Think about a time you were anxious about something, and it turned out to be okay—maybe even better than ok. That’s what happened with Dave and Katie. Dave, a 55-year-old Gen Xer, said he was increasingly anxious about planning for the future. His parents didn’t discuss money or retirement plans. So, he wasn’t raised to think about it. In his parent’s generation - life just happened, and they went along. Dave wanted to be more proactive about his finances than his parents. He watched YouTube videos and got tips from Twitter about different financial strategies. Still, he felt he was only scratching the surface.
Many Gen Xers Worry About Retirement
Dave and Katie are not alone.
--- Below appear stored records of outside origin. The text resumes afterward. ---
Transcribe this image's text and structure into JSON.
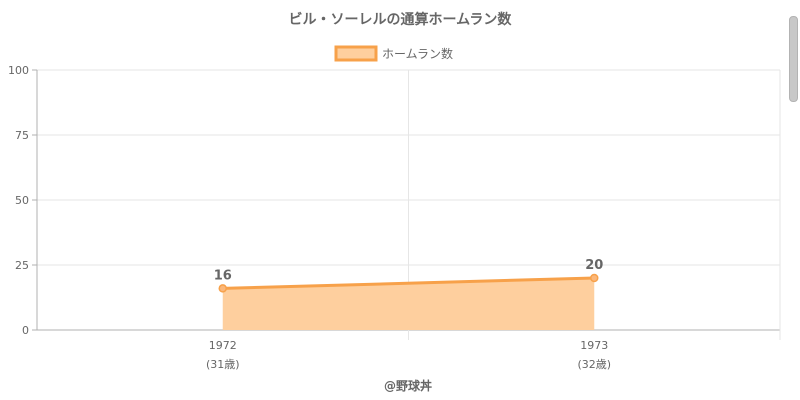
{
  "chart_data": {
    "type": "area",
    "title": "ビル・ソーレルの通算ホームラン数",
    "categories": [
      "1972",
      "1973"
    ],
    "category_sublabels": [
      "(31歳)",
      "(32歳)"
    ],
    "series": [
      {
        "name": "ホームラン数",
        "values": [
          16,
          20
        ]
      }
    ],
    "ylim": [
      0,
      100
    ],
    "yticks": [
      0,
      25,
      50,
      75,
      100
    ],
    "grid": true,
    "legend": "top-center",
    "colors": {
      "line": "#f7a14a",
      "fill": "#fecf9e",
      "grid": "#e6e6e6",
      "axis": "#b0b0b0"
    }
  },
  "credit": "@野球丼"
}
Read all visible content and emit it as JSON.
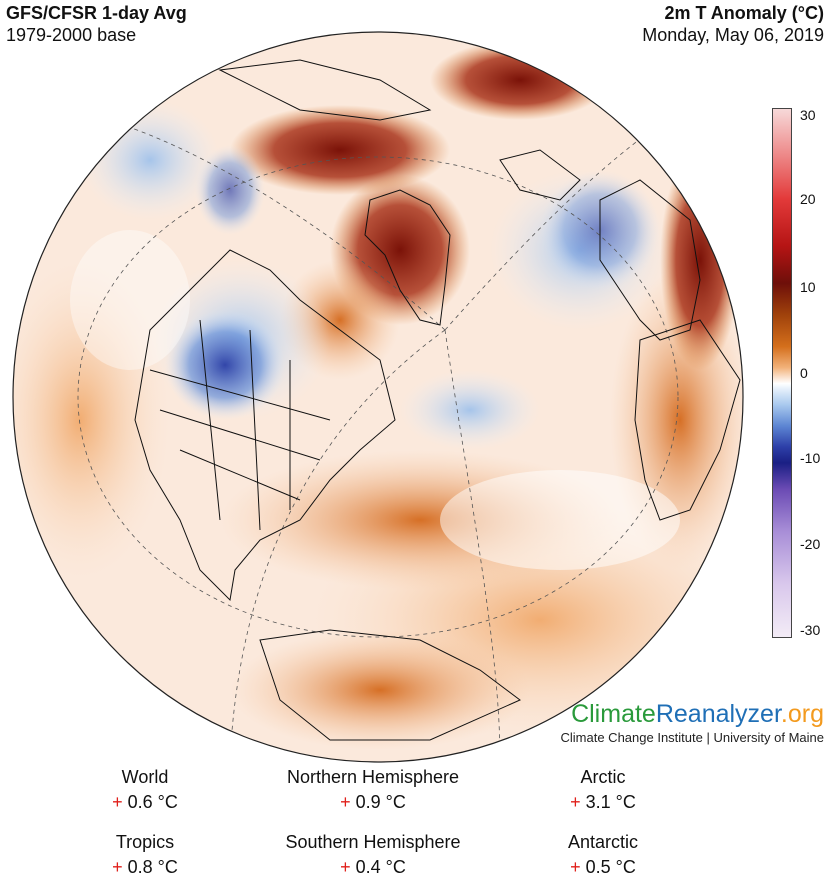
{
  "header": {
    "title_left": "GFS/CFSR 1-day Avg",
    "subtitle_left": "1979-2000 base",
    "title_right": "2m T Anomaly (°C)",
    "date": "Monday, May 06, 2019"
  },
  "colorbar": {
    "ticks": [
      "30",
      "20",
      "10",
      "0",
      "-10",
      "-20",
      "-30"
    ],
    "colors": [
      "#f7d9d9",
      "#e33a3a",
      "#6e0f0a",
      "#d46f1c",
      "#ffffff",
      "#5d86d3",
      "#1a1f84",
      "#a88ed7",
      "#f3ecf6"
    ]
  },
  "brand": {
    "logo_part1": "Climate",
    "logo_part2": "Reanalyzer",
    "logo_part3": ".org",
    "subtitle": "Climate Change Institute | University of Maine",
    "colors": {
      "climate": "#2a9a3b",
      "reanalyzer": "#1f6fb6",
      "org": "#f39a1e"
    }
  },
  "stats": [
    {
      "label": "World",
      "sign": "+",
      "value": "0.6 °C"
    },
    {
      "label": "Northern Hemisphere",
      "sign": "+",
      "value": "0.9 °C"
    },
    {
      "label": "Arctic",
      "sign": "+",
      "value": "3.1 °C"
    },
    {
      "label": "Tropics",
      "sign": "+",
      "value": "0.8 °C"
    },
    {
      "label": "Southern Hemisphere",
      "sign": "+",
      "value": "0.4 °C"
    },
    {
      "label": "Antarctic",
      "sign": "+",
      "value": "0.5 °C"
    }
  ]
}
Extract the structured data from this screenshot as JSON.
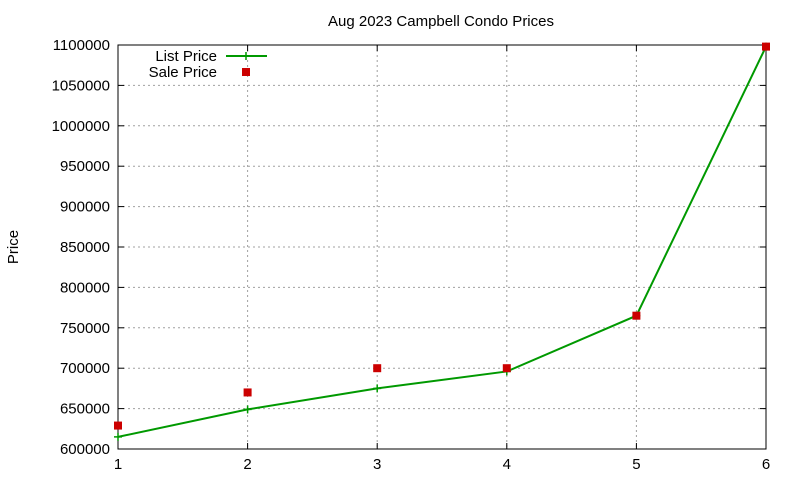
{
  "chart_data": {
    "type": "line",
    "title": "Aug 2023 Campbell Condo Prices",
    "xlabel": "",
    "ylabel": "Price",
    "x": [
      1,
      2,
      3,
      4,
      5,
      6
    ],
    "xlim": [
      1,
      6
    ],
    "ylim": [
      600000,
      1100000
    ],
    "xticks": [
      1,
      2,
      3,
      4,
      5,
      6
    ],
    "yticks": [
      600000,
      650000,
      700000,
      750000,
      800000,
      850000,
      900000,
      950000,
      1000000,
      1050000,
      1100000
    ],
    "grid": true,
    "legend_position": "top-left",
    "series": [
      {
        "name": "List Price",
        "style": "line-with-plus",
        "color": "#009900",
        "values": [
          615000,
          649000,
          675000,
          696000,
          765000,
          1098000
        ]
      },
      {
        "name": "Sale Price",
        "style": "square-markers",
        "color": "#cc0000",
        "values": [
          629000,
          670000,
          700000,
          700000,
          765000,
          1098000
        ]
      }
    ]
  }
}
While their generation is pretty confident about handling their day-to-day finances, their biggest fear is their financial future. Gen Xers are most worried about retirement (21%), followed by saving money (13%) and digital currency (13%), according to research.
Dave has been actively working for nearly 35 years. He started working in his dad’s construction business right after college. He took over the business when his dad passed away. Katie has always worked too. Now that their kids have graduated from college and gotten married – they are focusing on their future.
While the retirement age can fluctuate depending on your state, it continues to hover around 65 years. With current Inflation, the cost of living is increasing, and wages are stagnating, making it harder for most Americans to plan their exit from full-time employment.
"Time is free, but it's priceless. You can't own it, but you can use it. You can't keep it, but you can spend it. Once you've lost it, you can never get it back." – Harvey Mackay.
Small Steps, Big Shifts
When Dave and Katie hit 55, they decided to get organized for retirement. This seemingly small step – “let’s get organized” started a significant shift in their lives. They still had a lot on their plates, but they felt a sense of urgency when their good friend passed away suddenly. They started to imagine what it might be like to relocate to be near their kids, have more fun, and work less. They knew they needed some expert advice to get a plan in place.
“Sometimes you will never know the value of a moment until it becomes a memory.” – Dr. Seuss.
When Dave and Katie hired a financial planner, they wanted someone who could help with the entire financial picture, especially taxes. They didn’t want someone to sell them things they didn’t need or pester them to manage their money.
As a result, they looked for an advice-only financial planner—someone with no conflicts of interest and who would be looking out for their best interests.
After getting to know Dave and Katie, their priorities and values, their advice-only planner ran thousands of possible scenarios. He brought a few possibilities for Dave and Katie to consider. This allowed the couple to settle on a plan they were genuinely excited about. Here’s a snapshot of what they could do:
- lower their expected lifetime taxes by hundreds of thousands of dollars
- increase their anticipated social security earnings by tens of thousands of dollars,
- know which accounts to draw from to receive their monthly “retirement paycheck.”
- start setting aside money regularly to self-fund any long-term cares need down the road.
But most of all, Katie and Dave found clarity and confidence and could focus on what they were genuinely passionate about.
Values Align: A Focus on Fun and Family
The planning process sparked conversations about having more fun and spending time with friends and family. In hindsight, they realized the stars were aligning. For example, they rented a house near their kids in Austin for two weeks and ended up buying the house they rented! Their daughter is expecting their first grandchild soon, and they will be in a position to be nearby. Each small step they took led them to the exact right next step, culminating in the achievement of their goals. For the first time in a long time, they felt like they were living their best lives.
It can feel intimidating to think about going from earning a paycheck and building a nest egg to having no paycheck and using those savings. There are ways to make this adjustment easier and even more enjoyable by getting organized and making the most of what you have.
Note: The above case study is hypothetical and does not involve an actual Mayfair client. A client or prospective client should construe no portion of the content to guarantee they will experience the same results or satisfaction if Mayfair Financial provides investment advisory services. Nothing in this hypothetical example should be viewed as tax, legal, or investment advice.